Герой Миндадзе — безусловно массовый человек, в котором под действием стихийных сил просыпается немассовое, не человеческое, а почти ангельское. Правда, это смотря в ком: герой «Отрыва», скажем, становится сверхчеловеком, лишенным сострадания, и не сказать, чтобы это новое состояние было ему неприятно. А герой Гостюхина в «Охоте», столкнувшись с непонятным, принципиально иным устройством психики (тоже, кстати, довольно противным), — становится тупо агрессивен и в конце вообще молотит подшефного малолетку ногами (этот финал им тогда сделать не разрешили). Кстати, герои «Плюмбума» все как один оказываются беззащитны перед лицом будущего (а всего и случилось-то, что в их среде завелся железный мальчик, не чувствующий боли). Не сказать, чтобы все так уж перерождались в святых. Но Миндадзе интересует не святость, а самоощущение человека, выпавшего из времени. Что у него остается, когда отнимается повседневность? И тут выясняется главное: этот человек уже неподсуден обычным людским правилам и критериям. Он обречен — потому что выживает только тот, кто вписывается в систему. А тот, кто побывал в аду и выжил, уже не жилец — и об этом «Пьеса для пассажира», не зря получившая в Берлине «Серебряного медведя».

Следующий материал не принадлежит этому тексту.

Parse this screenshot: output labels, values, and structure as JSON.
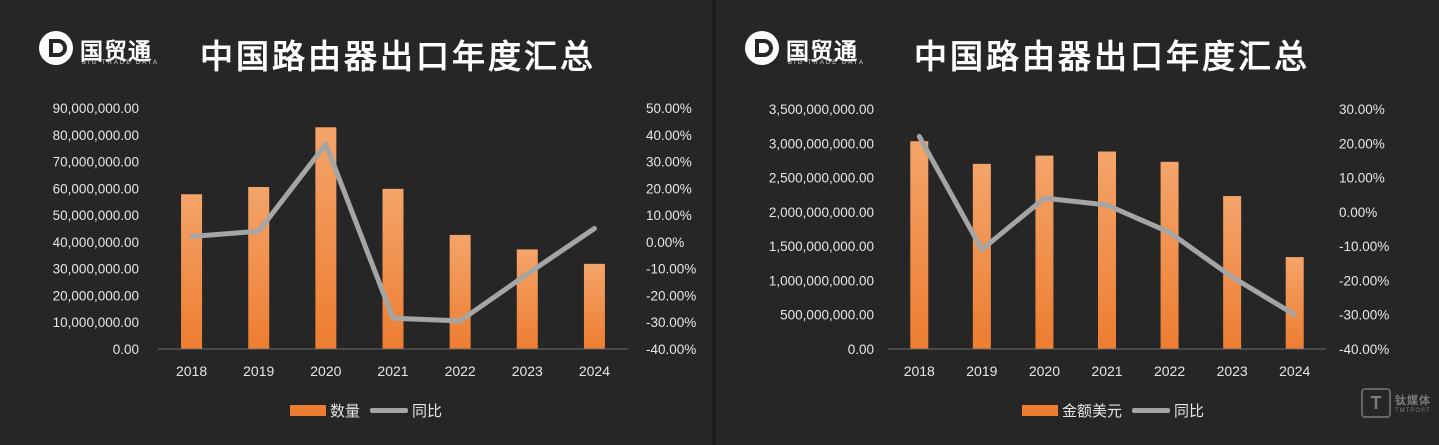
{
  "brand": {
    "name": "国贸通",
    "sub": "BIG TRADE DATA"
  },
  "watermark": {
    "box": "T",
    "cn": "钛媒体",
    "en": "TMTPOST"
  },
  "colors": {
    "bar": "#ed7d31",
    "bar_light": "#f4a46a",
    "line": "#a5a5a5",
    "axis": "#6a6a6a",
    "text": "#e6e6e6"
  },
  "chart_data": [
    {
      "type": "bar",
      "title": "中国路由器出口年度汇总",
      "categories": [
        "2018",
        "2019",
        "2020",
        "2021",
        "2022",
        "2023",
        "2024"
      ],
      "series": [
        {
          "name": "数量",
          "kind": "bar",
          "axis": "left",
          "values": [
            57800000,
            60500000,
            82800000,
            59800000,
            42600000,
            37200000,
            31800000
          ]
        },
        {
          "name": "同比",
          "kind": "line",
          "axis": "right",
          "values": [
            2.0,
            4.0,
            36.5,
            -28.5,
            -29.5,
            -12.0,
            5.0
          ]
        }
      ],
      "y_left": {
        "min": 0,
        "max": 90000000,
        "step": 10000000,
        "ticks": [
          "0.00",
          "10,000,000.00",
          "20,000,000.00",
          "30,000,000.00",
          "40,000,000.00",
          "50,000,000.00",
          "60,000,000.00",
          "70,000,000.00",
          "80,000,000.00",
          "90,000,000.00"
        ]
      },
      "y_right": {
        "min": -40,
        "max": 50,
        "step": 10,
        "ticks": [
          "-40.00%",
          "-30.00%",
          "-20.00%",
          "-10.00%",
          "0.00%",
          "10.00%",
          "20.00%",
          "30.00%",
          "40.00%",
          "50.00%"
        ]
      },
      "legend_placement": "bottom",
      "grid": false
    },
    {
      "type": "bar",
      "title": "中国路由器出口年度汇总",
      "categories": [
        "2018",
        "2019",
        "2020",
        "2021",
        "2022",
        "2023",
        "2024"
      ],
      "series": [
        {
          "name": "金额美元",
          "kind": "bar",
          "axis": "left",
          "values": [
            3030000000,
            2700000000,
            2820000000,
            2880000000,
            2730000000,
            2230000000,
            1340000000
          ]
        },
        {
          "name": "同比",
          "kind": "line",
          "axis": "right",
          "values": [
            22.0,
            -11.0,
            4.0,
            2.0,
            -6.0,
            -19.0,
            -30.0
          ]
        }
      ],
      "y_left": {
        "min": 0,
        "max": 3500000000,
        "step": 500000000,
        "ticks": [
          "0.00",
          "500,000,000.00",
          "1,000,000,000.00",
          "1,500,000,000.00",
          "2,000,000,000.00",
          "2,500,000,000.00",
          "3,000,000,000.00",
          "3,500,000,000.00"
        ]
      },
      "y_right": {
        "min": -40,
        "max": 30,
        "step": 10,
        "ticks": [
          "-40.00%",
          "-30.00%",
          "-20.00%",
          "-10.00%",
          "0.00%",
          "10.00%",
          "20.00%",
          "30.00%"
        ]
      },
      "legend_placement": "bottom",
      "grid": false
    }
  ]
}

Откуда у Миндадзе такое мироощущение — сказать трудно. Мне как раз кажется, что эта особенность его мировоззрения обусловлена социально: любой, кто жил в СССР времен его излета и деградации, чувствовал, что это ненадолго. Обреченностью дуло из всех щелей. Советский проект был слишком умозрителен, чтобы жить, слишком нелеп и идеалистичен в теории, слишком кровав на практике, чтобы существовать. И накануне распада такое апокалиптическое мироощущение было у многих. Правда, все боялись ядерного апокалипсиса, а случился другой, — но не случайно он начался с Чернобыля. Обреченность была в воздухе. Но еще в этом воздухе была неправота — очень полезная составляющая: режим не был уверен в своей стопроцентной легитимности, в идеальности, он сдался практически без боя. Поэтому и стал возможен феномен Миндадзе: ему дали состояться.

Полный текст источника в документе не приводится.